Era la primera vez que él veía el piso y Kate se lo había mostrado con algo del orgullo de una niña con un juguete nuevo.

– Me gustará cuando te hayas instalado. Es decir, si llego a verlo cuando te hayas instalado. ¿Qué hacemos con estos libros? ¿Quieres separar los de poesía, los de ficción y los de no ficción? Ahora mismo tenemos a Dalgliesh al lado de Defoe.

– ¿Defoe? No sabía que tuviera ninguno. Ni siquiera me gusta Defoe. Ah, separados, me parece. Y luego según el apellido del autor.

– El Dalgliesh es una primera edición. ¿Consideras necesario comprarlo encuadernado en tela porque es tu jefe y trabajas con él?

– No. Leo sus poemas para intentar entenderlo mejor.

– ¿Y es así?

– De hecho, no. No logro relacionar la poesía con el hombre. Y cuando lo consigo, es aterrador. Repara en demasiadas cosas.

– Veo que no está firmado. O sea que no se lo has pedido.

– Resultaría violento para los dos. No juegues con él, Alan. Déjalo en el estante.

Se acercó y se arrodilló junto a él.
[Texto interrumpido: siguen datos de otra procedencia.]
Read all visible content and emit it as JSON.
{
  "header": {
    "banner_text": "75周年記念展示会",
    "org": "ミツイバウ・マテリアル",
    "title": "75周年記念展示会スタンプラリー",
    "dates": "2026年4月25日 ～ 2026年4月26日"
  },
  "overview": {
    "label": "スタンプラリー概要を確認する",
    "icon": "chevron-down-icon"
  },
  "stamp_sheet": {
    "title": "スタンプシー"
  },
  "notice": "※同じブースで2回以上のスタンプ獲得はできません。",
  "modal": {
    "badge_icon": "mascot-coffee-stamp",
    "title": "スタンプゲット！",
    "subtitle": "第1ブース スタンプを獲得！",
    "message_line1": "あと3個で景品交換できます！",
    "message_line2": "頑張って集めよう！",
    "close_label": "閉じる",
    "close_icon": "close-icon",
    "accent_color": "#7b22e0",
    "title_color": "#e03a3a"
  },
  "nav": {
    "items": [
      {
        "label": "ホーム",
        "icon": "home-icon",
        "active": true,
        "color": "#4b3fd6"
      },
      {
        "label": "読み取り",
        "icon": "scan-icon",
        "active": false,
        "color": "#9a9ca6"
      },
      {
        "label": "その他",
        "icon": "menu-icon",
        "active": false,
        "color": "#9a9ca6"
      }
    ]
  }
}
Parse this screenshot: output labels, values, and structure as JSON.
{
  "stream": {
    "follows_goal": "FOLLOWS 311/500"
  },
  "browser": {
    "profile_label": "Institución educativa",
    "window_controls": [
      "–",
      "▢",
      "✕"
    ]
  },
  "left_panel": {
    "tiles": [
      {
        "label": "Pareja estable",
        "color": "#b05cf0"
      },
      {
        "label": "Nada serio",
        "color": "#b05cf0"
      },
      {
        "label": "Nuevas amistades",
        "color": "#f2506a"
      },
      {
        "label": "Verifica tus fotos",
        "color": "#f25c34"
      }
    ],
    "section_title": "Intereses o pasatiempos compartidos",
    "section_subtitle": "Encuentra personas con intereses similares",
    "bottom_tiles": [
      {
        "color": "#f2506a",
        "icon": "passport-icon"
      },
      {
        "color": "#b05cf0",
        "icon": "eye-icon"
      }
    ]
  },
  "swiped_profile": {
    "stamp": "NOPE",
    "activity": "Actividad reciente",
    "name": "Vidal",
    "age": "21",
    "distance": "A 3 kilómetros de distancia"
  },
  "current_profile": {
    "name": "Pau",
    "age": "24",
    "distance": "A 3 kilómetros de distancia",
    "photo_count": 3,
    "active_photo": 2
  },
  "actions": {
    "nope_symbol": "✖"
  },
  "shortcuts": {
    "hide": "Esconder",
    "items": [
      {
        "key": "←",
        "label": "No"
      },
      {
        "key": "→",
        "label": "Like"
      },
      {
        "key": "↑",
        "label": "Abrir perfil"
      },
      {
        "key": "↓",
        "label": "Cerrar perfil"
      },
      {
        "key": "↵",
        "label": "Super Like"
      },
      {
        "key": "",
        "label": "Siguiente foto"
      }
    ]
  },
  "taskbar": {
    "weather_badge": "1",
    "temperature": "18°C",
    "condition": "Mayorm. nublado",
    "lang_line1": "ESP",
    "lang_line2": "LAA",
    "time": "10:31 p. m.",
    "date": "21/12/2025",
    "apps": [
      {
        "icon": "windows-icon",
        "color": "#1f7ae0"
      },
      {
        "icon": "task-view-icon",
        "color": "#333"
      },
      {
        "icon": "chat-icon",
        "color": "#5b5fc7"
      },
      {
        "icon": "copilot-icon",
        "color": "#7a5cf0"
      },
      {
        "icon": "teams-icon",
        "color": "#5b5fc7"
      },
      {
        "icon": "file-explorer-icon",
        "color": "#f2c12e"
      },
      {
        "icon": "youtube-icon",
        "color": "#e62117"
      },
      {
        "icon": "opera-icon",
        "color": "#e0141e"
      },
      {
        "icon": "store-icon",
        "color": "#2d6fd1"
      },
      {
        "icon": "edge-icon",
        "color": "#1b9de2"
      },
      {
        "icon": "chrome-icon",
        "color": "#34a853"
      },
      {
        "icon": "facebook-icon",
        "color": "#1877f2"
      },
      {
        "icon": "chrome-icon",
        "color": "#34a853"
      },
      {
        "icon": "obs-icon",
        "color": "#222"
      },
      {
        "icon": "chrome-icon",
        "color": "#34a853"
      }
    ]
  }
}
Alan no había mencionado sus libros profesionales, y ahora vio que formaban un ordenado montón junto a la caja de embalaje. Uno por uno, empezó a colocarlos en el estante más bajo: un ejemplar de las últimas Estadísticas Criminales; la Ley de la evidencia criminal y policial de 1984; Guía de la ley de justicia criminal de 1991, de Blackstone; Derecho policial, de Butterworth; Legislación moderna sobre la evidencia, de Keane; Derecho penal, de Clifford Hogan; Manual de formación policial y el Informe Sheehy. Kate pensó que era la colección de una profesional al inicio de su carrera y se preguntó si, al dejarlos aparte y no mencionarlos, Alan no habría pretendido hacer una especie de comentario, quizás incluso emitir un juicio inconsciente sobre algo más que la biblioteca de Kate. Por primera vez en años vio su relación con los ojos de un observador independiente y crítico. Aquí tenemos a una mujer de carrera, una profesional triunfadora y ambiciosa que sabe adónde quiere llegar. Mientras cada día se enfrenta a los detritus desordenados de vidas sin disciplina, ha excluido cuidadosamente el desorden de la propia. Un complemento necesario de esta bien organizada autosuficiencia es un amante inteligente, apuesto, disponible cuando se le necesita, hábil en la cama y poco exigente fuera de ella. Durante tres años Alan Scully había satisfecho admirablemente esta necesidad. Ella sabía que, a cambio, le había dado afecto, lealtad, dulzura y comprensión; no le había costado dar nada de ello. Pero ¿era de extrañar que Alan, habiéndose comprometido como lo había hecho, quisiera ser para ella algo más que el equivalente de un accesorio de moda?